➡ Implementation: https://github.com/AdeelMufti/RL-RND
Intrinsic Motivation is all the rage in Reinforcement Learning these days. In human psychology, intrinsic motivation refers to behavior that is driven by internal rewards. One example of intrinsic motivation is, if something new and usual is encountered, it may cause someone to give it more attention. In RL, a fine balance between exploration and exploitation is required. If exploration is inadequate, an agent may get stuck in a local optimum. This is particularly problematic if extrinsic rewards are sparse or not well defined. Thus, a mechanism for intrinsic motivation can be used to cause the agent to explore.
Enter Random Network Distillation (RND), as proposed by OpenAI:
https://openai.com/blog/reinforcement-learning-with-prediction-based-rewards/. In summary, a randomly initialized network — the target — is used to distill another network — the predictor — by training the predictor to learn the output of the target network given all states encountered so far as input. The measure of error between the target network and predictor network, can be used as a metric for intrinsic motivation when training a RL agent. As the target network and predictor network process states they repeatedly see while the RL agent does rollouts in the environment, the predictor network learns the target network’s reaction to the states, and thus the intrinsic reward becomes increasingly lower as the same state is seen again and again. However, if a new state is encountered, the predictor network would not be aligned with the target network on the new state, thus producing a spike in the error and increase in intrinsic motivation, allowing the agent to explore the new state encountered due to the higher rewards.

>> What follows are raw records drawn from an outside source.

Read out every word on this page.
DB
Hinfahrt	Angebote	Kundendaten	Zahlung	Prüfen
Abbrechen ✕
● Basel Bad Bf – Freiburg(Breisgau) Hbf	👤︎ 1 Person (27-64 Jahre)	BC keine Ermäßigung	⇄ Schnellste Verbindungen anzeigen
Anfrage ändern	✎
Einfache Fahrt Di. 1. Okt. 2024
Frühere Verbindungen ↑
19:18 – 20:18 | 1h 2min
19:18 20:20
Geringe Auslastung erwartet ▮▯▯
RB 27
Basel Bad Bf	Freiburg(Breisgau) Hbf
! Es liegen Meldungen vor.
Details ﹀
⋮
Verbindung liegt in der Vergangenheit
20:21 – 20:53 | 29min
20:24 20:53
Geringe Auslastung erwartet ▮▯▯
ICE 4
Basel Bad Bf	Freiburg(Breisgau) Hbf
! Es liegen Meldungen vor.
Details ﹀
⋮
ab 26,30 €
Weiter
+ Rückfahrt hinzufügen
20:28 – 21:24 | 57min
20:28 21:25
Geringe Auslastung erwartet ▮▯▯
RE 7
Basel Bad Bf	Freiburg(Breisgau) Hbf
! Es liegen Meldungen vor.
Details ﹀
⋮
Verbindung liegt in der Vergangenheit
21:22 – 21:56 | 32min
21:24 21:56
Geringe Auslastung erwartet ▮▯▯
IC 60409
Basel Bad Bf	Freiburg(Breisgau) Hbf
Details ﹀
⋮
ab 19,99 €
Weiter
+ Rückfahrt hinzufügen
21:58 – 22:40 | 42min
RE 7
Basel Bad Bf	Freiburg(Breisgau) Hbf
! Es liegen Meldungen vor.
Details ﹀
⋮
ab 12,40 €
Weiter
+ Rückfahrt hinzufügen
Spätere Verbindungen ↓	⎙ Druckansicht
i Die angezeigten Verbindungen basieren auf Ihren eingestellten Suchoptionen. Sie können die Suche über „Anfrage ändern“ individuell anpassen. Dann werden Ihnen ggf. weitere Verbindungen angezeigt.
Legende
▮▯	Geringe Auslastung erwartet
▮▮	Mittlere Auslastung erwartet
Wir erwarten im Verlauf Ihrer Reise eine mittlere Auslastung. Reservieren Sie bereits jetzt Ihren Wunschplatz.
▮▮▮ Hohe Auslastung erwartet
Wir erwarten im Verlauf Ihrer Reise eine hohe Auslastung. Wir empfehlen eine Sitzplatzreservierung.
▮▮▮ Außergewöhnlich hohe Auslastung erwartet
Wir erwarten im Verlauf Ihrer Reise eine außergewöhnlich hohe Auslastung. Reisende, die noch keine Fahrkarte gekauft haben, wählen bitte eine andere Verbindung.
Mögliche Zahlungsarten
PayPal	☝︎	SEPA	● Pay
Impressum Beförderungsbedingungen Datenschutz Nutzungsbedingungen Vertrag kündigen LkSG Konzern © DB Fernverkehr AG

I decided to create my own implementation in Chainer of a Proximal Policy Optimization (PPO) RL agent, to use intrinsic rewards through Random Network Distillation. I kept the implementation as close as possible to the details in OpenAI’s paper. The implementation can be seen at:
I conducted an experiment with PixelCopter-v0, which I’ve been dealing with as a baseline task for a series of experiments involving Reinforcement Learning, Evolution Strategies, and Differentiable Neural Computers. I’ve noted that for several learning algorithms (CMA-ES, PPO, Policy Gradients), the agent easily and quickly falls into a local optimum. It goes up a few times (action = up), and then after that all actions are “no action”, until it falls on the floor and the game is over. This allows it to get a higher score than with random actions, but after that it never improves. When experimenting with PPO with RND for intrinsic motivation, I turned off the external rewards. Very interestingly, the agent fell into that exact local optimum, simply based on the intrinsic rewards!
As I conduct more experiments and adjust my implementation, I will be updating this post.